There are two distinguishable strategies used in RNAi screens. One is the array-based screen, and the other is pooled shRNA libraries coupled to next generation sequencing. In the array-based screen, both siRNA and shRNA can be used in this format. There are many factors to affect the generation of shRNAs, so it is hard to balance the concentration of every shRNA in HTS. However, the chemically synthesized siRNAs are easily to handle to titer their concentrations (Liu et al., 2010). Each gene of interest can be targeted by siRNA pools in one well, which is composed of three to six individual non-overlapping siRNAs, or by individual siRNAs in separated wells. After transfection (48–72 h), cells are divided into different groups that can be treated with different selective pressures. For example, cells are treated with or without a drug for another 3–7 days and then examined for the phenotype of interest. In the case of using siRNA pools, screening is normally conducted in duplicate or triplicate in the first round, and then the pools are rescreened using the deconvoluted individual siRNAs to confirm final hits. In the pooled format, off-target effects of siRNAs are reduced as the concentration of each individual siRNA is decreased, while the total amount of siRNA molecules targeting the same mRNA species maintains the same as in the individual screening format.

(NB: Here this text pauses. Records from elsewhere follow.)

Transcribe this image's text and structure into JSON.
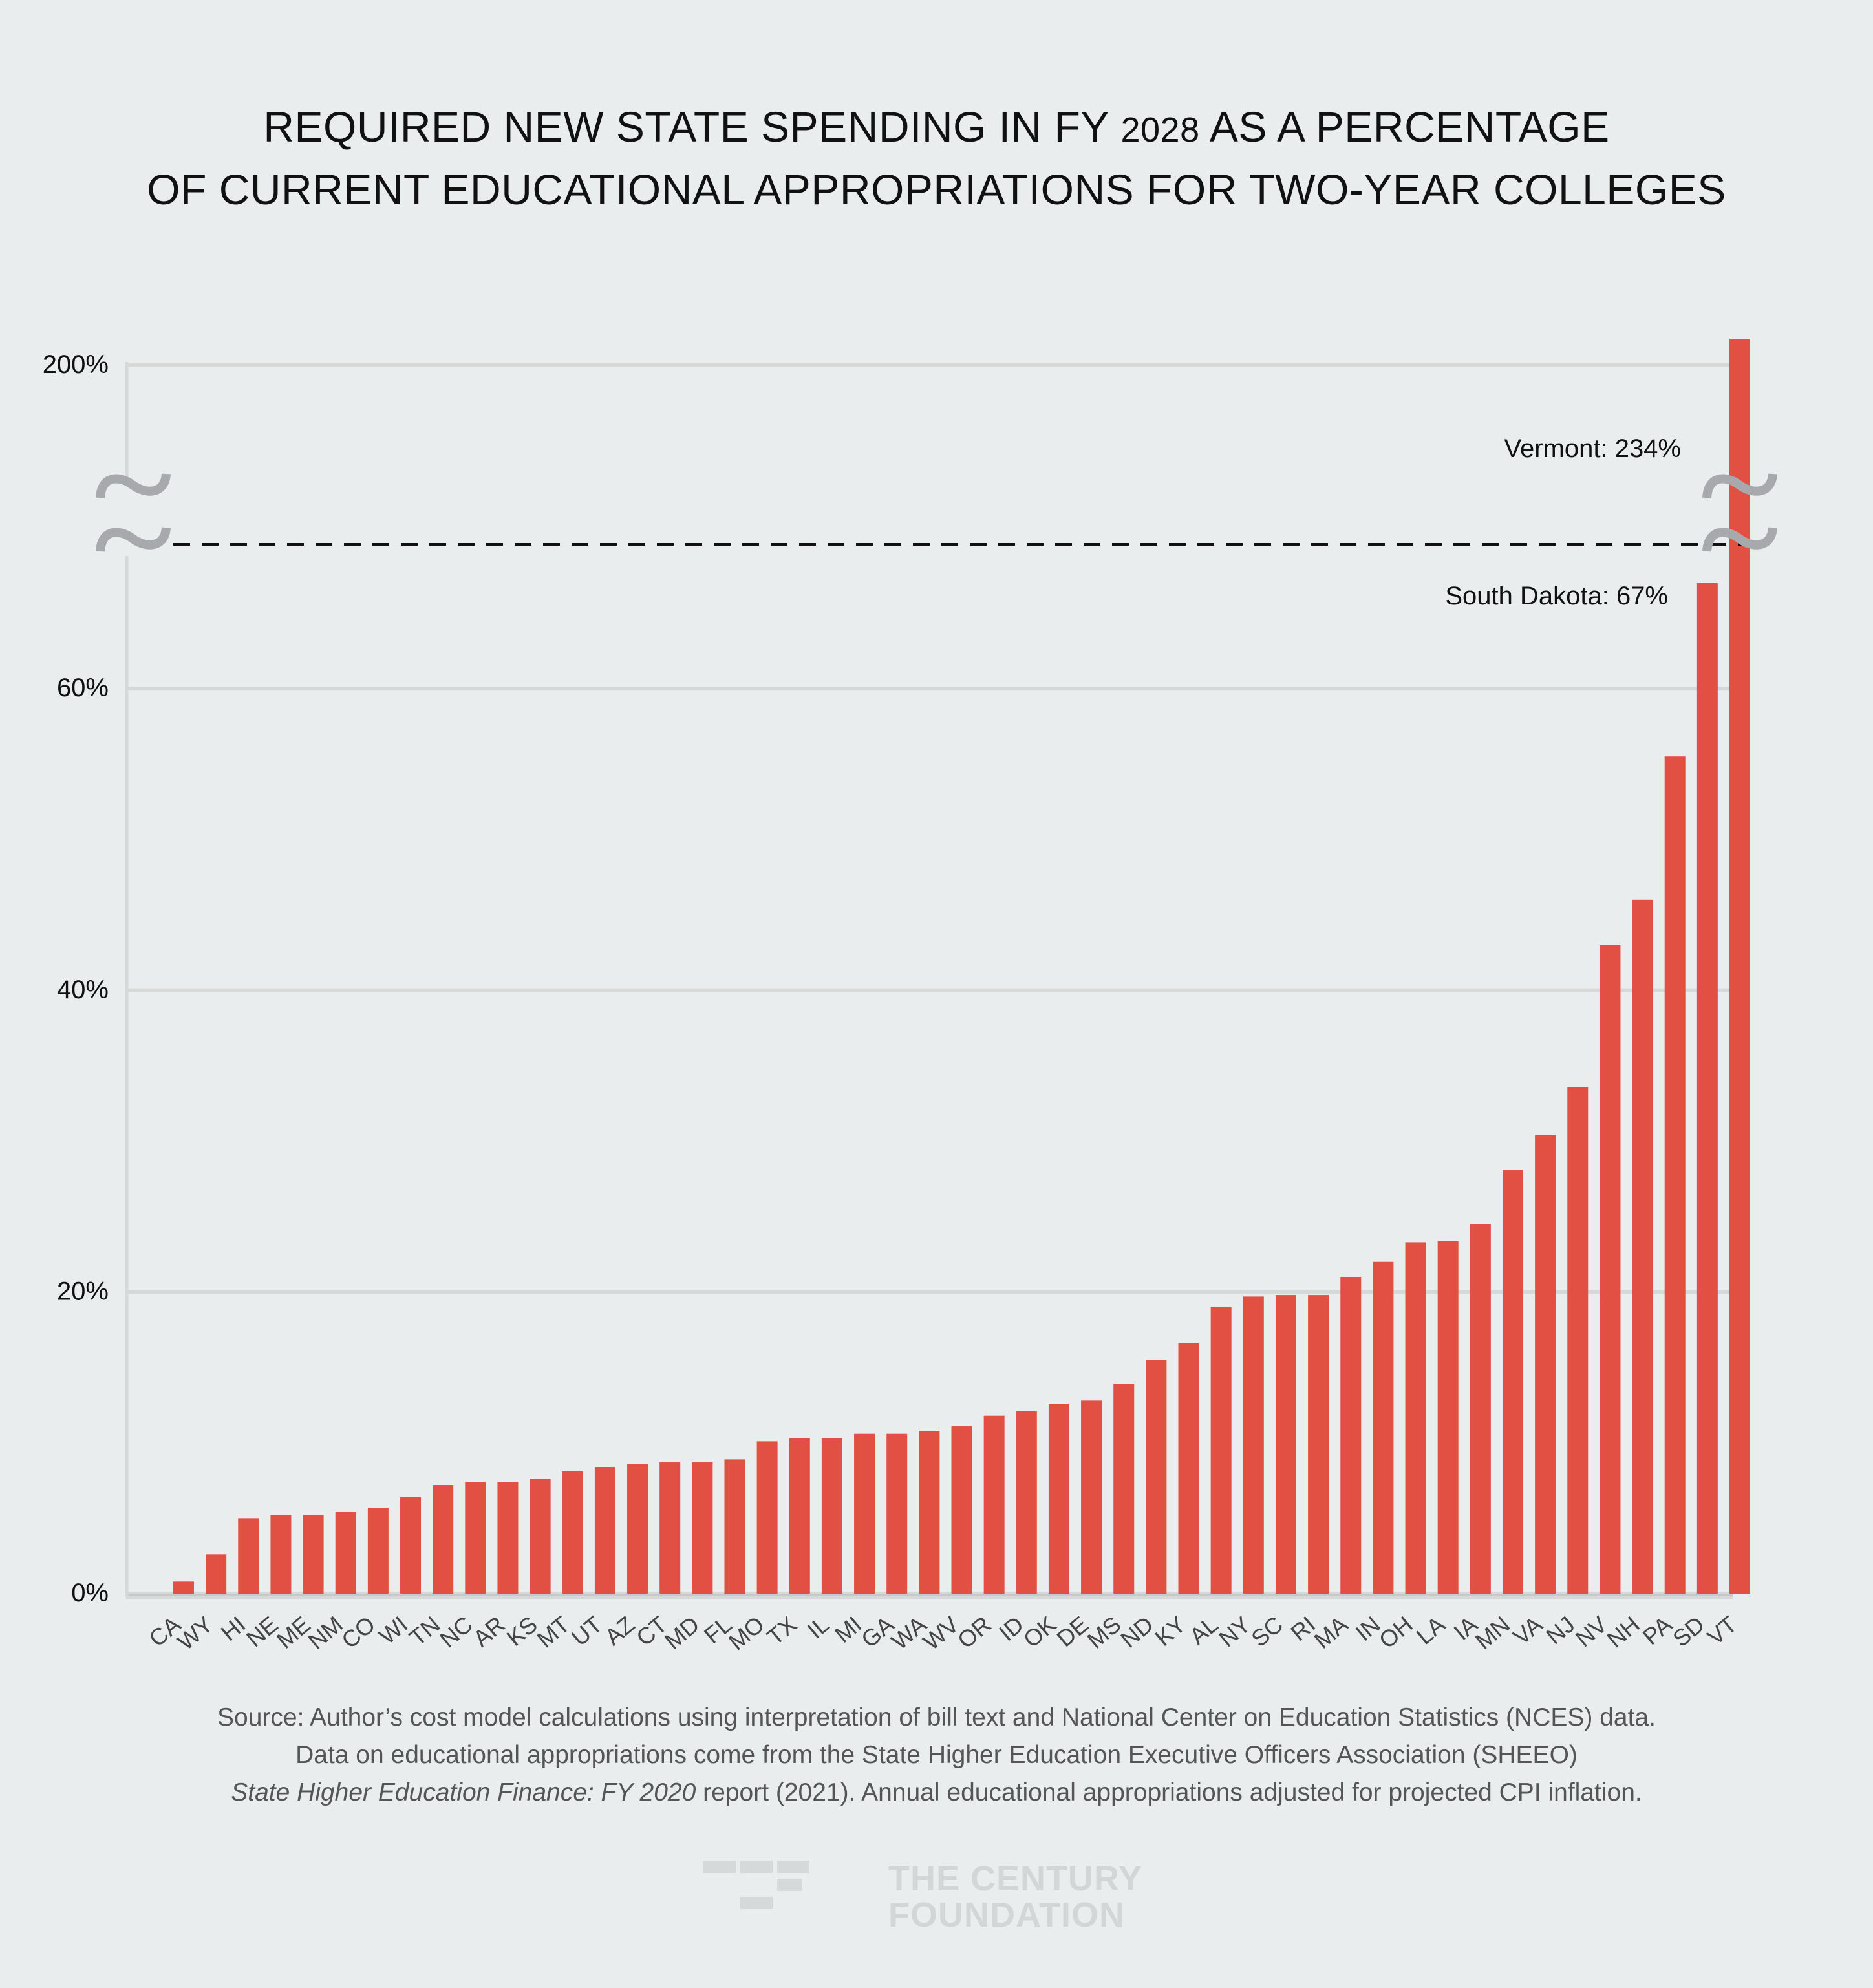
{
  "title": {
    "line1_pre": "REQUIRED NEW STATE SPENDING IN FY ",
    "line1_num": "2028",
    "line1_post": " AS A PERCENTAGE",
    "line2": "OF CURRENT EDUCATIONAL APPROPRIATIONS FOR TWO-YEAR COLLEGES"
  },
  "colors": {
    "bar": "#e24f43",
    "background": "#e9edee",
    "grid": "#d7d9d9",
    "break_mark": "#a7a9ac"
  },
  "chart_data": {
    "type": "bar",
    "title": "Required New State Spending in FY 2028 as a Percentage of Current Educational Appropriations for Two-Year Colleges",
    "xlabel": "",
    "ylabel": "",
    "ylim": [
      0,
      240
    ],
    "axis_break": {
      "from": 70,
      "to": 190
    },
    "grid": true,
    "y_ticks": [
      "0%",
      "20%",
      "40%",
      "60%",
      "200%"
    ],
    "y_tick_values": [
      0,
      20,
      40,
      60,
      200
    ],
    "categories": [
      "CA",
      "WY",
      "HI",
      "NE",
      "ME",
      "NM",
      "CO",
      "WI",
      "TN",
      "NC",
      "AR",
      "KS",
      "MT",
      "UT",
      "AZ",
      "CT",
      "MD",
      "FL",
      "MO",
      "TX",
      "IL",
      "MI",
      "GA",
      "WA",
      "WV",
      "OR",
      "ID",
      "OK",
      "DE",
      "MS",
      "ND",
      "KY",
      "AL",
      "NY",
      "SC",
      "RI",
      "MA",
      "IN",
      "OH",
      "LA",
      "IA",
      "MN",
      "VA",
      "NJ",
      "NV",
      "NH",
      "PA",
      "SD",
      "VT"
    ],
    "values": [
      0.8,
      2.6,
      5.0,
      5.2,
      5.2,
      5.4,
      5.7,
      6.4,
      7.2,
      7.4,
      7.4,
      7.6,
      8.1,
      8.4,
      8.6,
      8.7,
      8.7,
      8.9,
      10.1,
      10.3,
      10.3,
      10.6,
      10.6,
      10.8,
      11.1,
      11.8,
      12.1,
      12.6,
      12.8,
      13.9,
      15.5,
      16.6,
      19.0,
      19.7,
      19.8,
      19.8,
      21.0,
      22.0,
      23.3,
      23.4,
      24.5,
      28.1,
      30.4,
      33.6,
      43.0,
      46.0,
      55.5,
      67,
      234
    ],
    "annotations": [
      {
        "state": "VT",
        "text": "Vermont: 234%"
      },
      {
        "state": "SD",
        "text": "South Dakota: 67%"
      }
    ]
  },
  "source": {
    "line1": "Source: Author’s cost model calculations using interpretation of bill text and National Center on Education Statistics (NCES) data.",
    "line2": "Data on educational appropriations come from the State Higher Education Executive Officers Association (SHEEO)",
    "line3_italic": "State Higher Education Finance: FY 2020",
    "line3_rest": " report (2021). Annual educational appropriations adjusted for projected CPI inflation."
  },
  "logo": {
    "line1": "THE CENTURY",
    "line2": "FOUNDATION"
  }
}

In the individual siRNA screening format, in theory, different siRNAs targeting the same mRNA species should induce an identical phenotype. In reality, these siRNAs rarely lead to the same phenotype because different siRNAs are heterogeneous in inducing Dicer-mediated degradation of the target mRNA. Furthermore, a number of phenotypes only occur while the target is depleted to a certain level. Therefore, if any two individual siRNAs can confirm the same phenotype, they are considered as the final hits. Occasionally, a high proportion of a single siRNA hit may be ignored and subsequently lead to false negatives in the same assay (Fig. 2A) (Iorns et al., 2007).

Figure 2
figure 2

RNAi high-throughput screening approaches. (A) Arrayed screen using siRNA in a multiwell plate. siRNA can be reverse-transfected into cells for 48–72 h. Then, cells can be selected using some pressure or left for a longer time period to develop phenotypes, which can be determined using various readouts. (B) Pooled screen using pooled shRNA viral particles to infect target cells. After 48 h, cells can be divided into multiple groups. One group can be frozen as an initial population. Other groups can be treated with various pressures for some period. Then, relative enrichment of shRNAs can be analyzed using next generation sequencing

In the pooled shRNA library coupled in next generation sequencing format, shRNAs are commonly cloned into specific vector backbones with unique barcodes. This approach is widely used for pooled competitive screening, so it is often called barcode screening and shows improvements in speed and scale compared to array-based screening. A large population of cells can be infected with a pool of vector-based shRNAs. After 48–72 h of infection, cells are then spilt into three or more groups. One group is immediately frozen as the initial population, the second group (or additional groups) is treated with specific selective pressure(s) for a longer period (14 days or longer), while the last group is treated with vehicle. After the selective pressure is applied, cells are harvested from the treatment groups, and genomic DNAs are extracted from these populations. Finally integrated shRNAs are recovered using PCR amplification followed by next generation sequencing.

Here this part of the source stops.